Women Don’t Ask: Negotiation and the Gender Divide introduces the societal barriers surrounding femininity that have caused a difference in the expectations between men and women. This difference has resulted because of the attitudes of women in both their professional and personal lives concerning their anxiety towards or unawareness of negotiations. In this article I will focus on the first four chapters of the book, in order to give a glimpse of the vital information that may be interesting to women who wish to obtain top positions in their careers.
Babcock and Laschever make a point to address the issues of the anxiety associated with asking questions so as to help women become aware of what they may encounter in the workplace as well as how to go about dealing with situations such as being looked down upon for being ‘too’ confident or seen as being totally incapable (concerning negotiation with a car salesmen, for example).
One argument discussed by the authors is the difference between men and women concerning the workplace. Women don’t ask as often as men because they do not expect any results from the asking and thus think it insignificant. This then leads to women thinking that if they deserved a salary raise or a promotion that they would be given it.
Another theme of the book is that women aim lower than men, therefore leading to them to miss out on gaining as much as men in terms of pay raises, promotions, or better work hours, for example. This relates with the argument that women are easily satisfied and thus will avoid negotiating further and will not earn as much as a man during a negotiation.

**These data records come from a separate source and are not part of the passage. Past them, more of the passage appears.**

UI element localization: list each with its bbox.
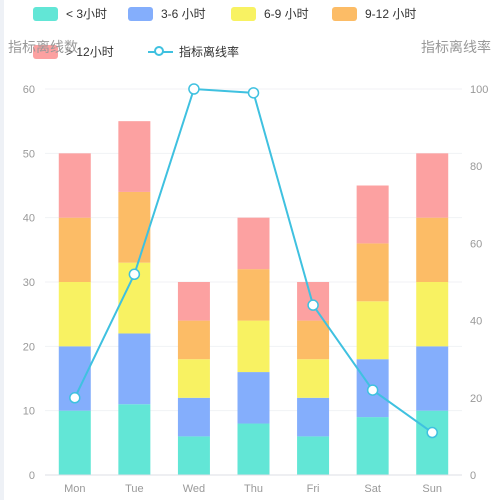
bar-segment [237,269,270,321]
bar-segment [356,185,389,244]
bar-segment [58,217,91,282]
y-right-tick-label: 100 [470,84,488,96]
legend-swatch-lt3 [33,6,58,21]
x-tick-label: Sun [422,483,442,495]
bar-segment [118,333,151,405]
bar-segment [58,410,91,475]
y-left-tick-label: 20 [23,341,35,353]
y-left-tick-label: 30 [23,277,35,289]
bar-segment [118,404,151,475]
offline-rate-point [307,299,319,311]
bar-segment [177,320,210,360]
bar-segment [297,397,330,437]
legend-swatch-9-12 [332,6,357,21]
y-right-tick-label: 20 [470,393,482,405]
legend-swatch-offline-rate [148,45,173,59]
y-right-tick-label: 60 [470,238,482,250]
offline-rate-point [247,87,260,99]
offline-rate-point [426,426,438,439]
legend-swatch-3-6 [128,6,153,21]
bar-segment [118,121,151,192]
left-edge-strip [0,0,4,500]
legend-item-lt3[interactable]: < 3小时 [33,5,107,22]
bar-segment [416,346,449,411]
y-left-tick-label: 40 [23,213,35,225]
x-tick-label: Thu [244,483,263,495]
legend-item-9-12[interactable]: 9-12 小时 [332,5,416,22]
bar-segment [58,282,91,347]
bar-segment [237,372,270,424]
bar-segment [416,153,449,218]
x-tick-label: Mon [64,483,85,495]
bar-segment [356,417,389,475]
bar-segment [177,436,210,475]
legend-label-9-12: 9-12 小时 [365,7,417,21]
bar-segment [58,153,91,218]
bar-segment [297,320,330,360]
offline-rate-point [188,83,200,95]
bar-segment [177,359,210,398]
bar-segment [356,243,389,302]
legend-item-gt12[interactable]: > 12小时 [33,43,114,60]
x-tick-label: Fri [307,483,320,495]
bar-segment [416,217,449,282]
legend-item-3-6[interactable]: 3-6 小时 [128,5,206,22]
bar-segment [237,423,270,475]
legend-item-offline-rate[interactable]: 指标离线率 [148,43,239,60]
legend-swatch-gt12 [33,44,58,59]
bar-segment [416,282,449,347]
legend-swatch-6-9 [231,6,256,21]
offline-rate-point [128,268,141,281]
y-right-tick-label: 80 [470,161,482,173]
bar-segment [356,301,389,360]
bar-segment [237,217,270,270]
y-left-tick-label: 60 [23,84,35,96]
x-tick-label: Sat [364,483,381,495]
y-axis-right-title: 指标离线率 [421,39,491,55]
offline-rate-point [366,384,379,396]
y-right-tick-label: 40 [470,316,482,328]
x-tick-label: Tue [125,483,144,495]
legend-label-gt12: > 12小时 [66,45,114,59]
bar-segment [416,410,449,475]
bar-segment [177,397,210,437]
legend-label-3-6: 3-6 小时 [161,7,206,21]
bar-segment [118,191,151,263]
y-left-tick-label: 10 [23,406,35,418]
legend-label-6-9: 6-9 小时 [264,7,309,21]
y-left-tick-label: 50 [23,148,35,160]
offline-rate-point [69,392,81,404]
y-axis-left-title: 指标离线数 [8,39,78,55]
bar-segment [237,320,270,373]
legend-label-offline-rate: 指标离线率 [179,45,240,59]
y-right-tick-label: 0 [470,470,476,482]
x-tick-label: Wed [183,483,205,495]
legend-item-6-9[interactable]: 6-9 小时 [231,5,309,22]
bar-segment [177,282,210,321]
y-left-tick-label: 0 [29,470,35,482]
legend-label-lt3: < 3小时 [66,7,108,21]
bar-segment [297,359,330,398]
bar-segment [297,436,330,475]
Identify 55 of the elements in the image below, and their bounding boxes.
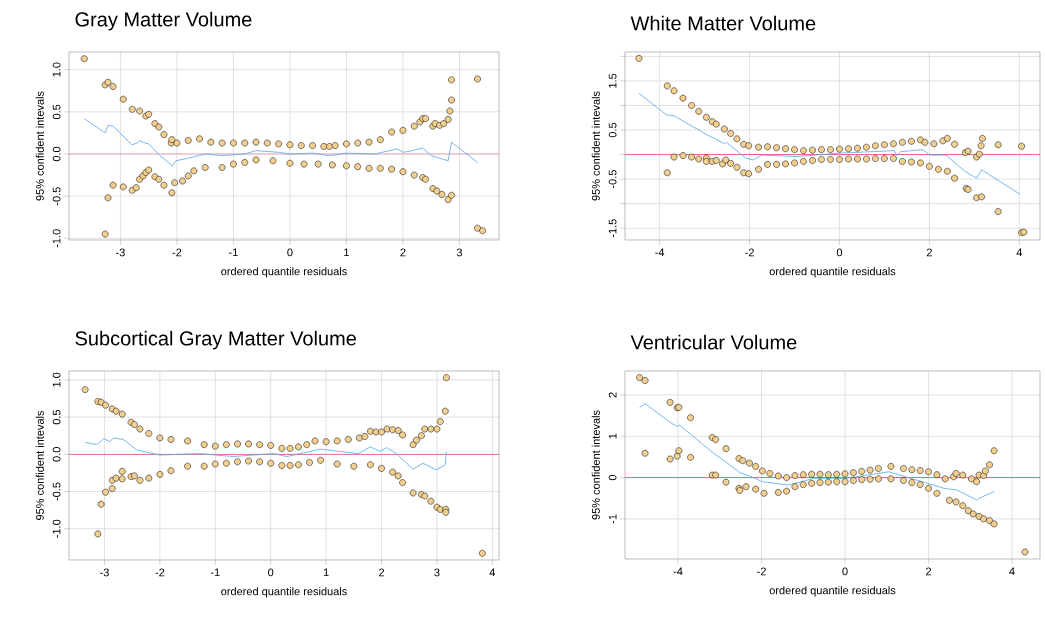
y-tick-label: 1.0 xyxy=(52,372,61,387)
y-tick-label: 0.0 xyxy=(52,447,61,462)
x-tick-label: 1 xyxy=(344,248,349,257)
x-tick-label: 4 xyxy=(1016,248,1023,257)
x-tick-label: 4 xyxy=(1009,567,1015,576)
y-tick-label: -1.0 xyxy=(52,229,61,248)
x-tick-label: 0 xyxy=(842,567,848,576)
y-tick-label: -0.5 xyxy=(608,170,617,189)
y-tick-label: -0.5 xyxy=(52,482,61,501)
y-tick-label: 0.5 xyxy=(52,409,61,425)
x-tick-label: 2 xyxy=(400,248,406,257)
y-tick-label: 0.5 xyxy=(608,122,617,138)
y-axis-title: 95% confident intevals xyxy=(591,91,600,201)
y-tick-label: 0.5 xyxy=(52,104,61,120)
y-tick-label: -1.0 xyxy=(52,519,61,538)
x-tick-label: 3 xyxy=(456,248,463,257)
x-tick-label: 0 xyxy=(287,248,293,257)
x-tick-label: 0 xyxy=(268,568,274,577)
chart-title: Ventricular Volume xyxy=(630,334,797,350)
x-tick-label: -2 xyxy=(745,248,754,257)
x-axis-title: ordered quantile residuals xyxy=(221,587,347,598)
x-tick-label: -4 xyxy=(655,248,665,257)
chart-title: Gray Matter Volume xyxy=(75,11,252,31)
x-tick-label: 2 xyxy=(379,568,385,577)
x-tick-label: 1 xyxy=(323,568,329,577)
x-axis-title: ordered quantile residuals xyxy=(769,267,896,278)
x-tick-label: -2 xyxy=(155,568,165,577)
x-tick-label: -3 xyxy=(100,568,109,577)
y-tick-label: 1.0 xyxy=(52,62,61,77)
x-tick-label: -2 xyxy=(172,248,182,257)
x-tick-label: 4 xyxy=(489,568,496,577)
x-tick-label: 2 xyxy=(926,567,932,576)
y-tick-label: 1 xyxy=(608,433,617,439)
x-tick-label: -1 xyxy=(210,568,220,577)
y-axis-title: 95% confident intevals xyxy=(35,91,44,201)
x-axis-title: ordered quantile residuals xyxy=(221,267,347,278)
x-tick-label: 3 xyxy=(434,568,440,577)
y-tick-label: 0 xyxy=(608,474,617,481)
y-axis-title: 95% confident intevals xyxy=(35,410,44,520)
x-tick-label: -4 xyxy=(673,567,683,576)
x-tick-label: 0 xyxy=(836,248,843,257)
x-tick-label: -1 xyxy=(229,248,238,257)
y-tick-label: 1.5 xyxy=(608,73,617,88)
y-tick-label: -1.5 xyxy=(608,219,617,238)
x-tick-label: -3 xyxy=(116,248,125,257)
x-axis-title: ordered quantile residuals xyxy=(769,586,896,597)
y-tick-label: -0.5 xyxy=(52,187,61,206)
y-tick-label: 2 xyxy=(608,392,617,398)
chart-title: White Matter Volume xyxy=(630,15,816,31)
y-tick-label: 0.0 xyxy=(52,146,61,162)
y-tick-label: -1 xyxy=(608,514,617,524)
y-axis-title: 95% confident intevals xyxy=(591,410,600,520)
chart-title: Subcortical Gray Matter Volume xyxy=(75,330,356,350)
x-tick-label: 2 xyxy=(926,248,932,257)
x-tick-label: -2 xyxy=(757,567,766,576)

The question of women’s self-worth and confidence level is addressed throughout the book as being a major factor in their anxiety towards negotiating with others or even gaining the courage to ask for something they desire. It is viewed that women are very ‘other-oriented’ while men are very ‘self-oriented’. Obtaining close relationships with others leads women to generally care about other’s feelings more so than their own, leading to low self-esteem.
The important link here to women not asking as much as men is that low self-esteem leads to a lower sense of what you deserve. This in turn results in women feeling anxious and uncomfortable with asking or negotiating for what they want.
The latter provides a snapshot into Babcock and Laschever’s views towards why women seem to have more trouble asking for what they deserve than men.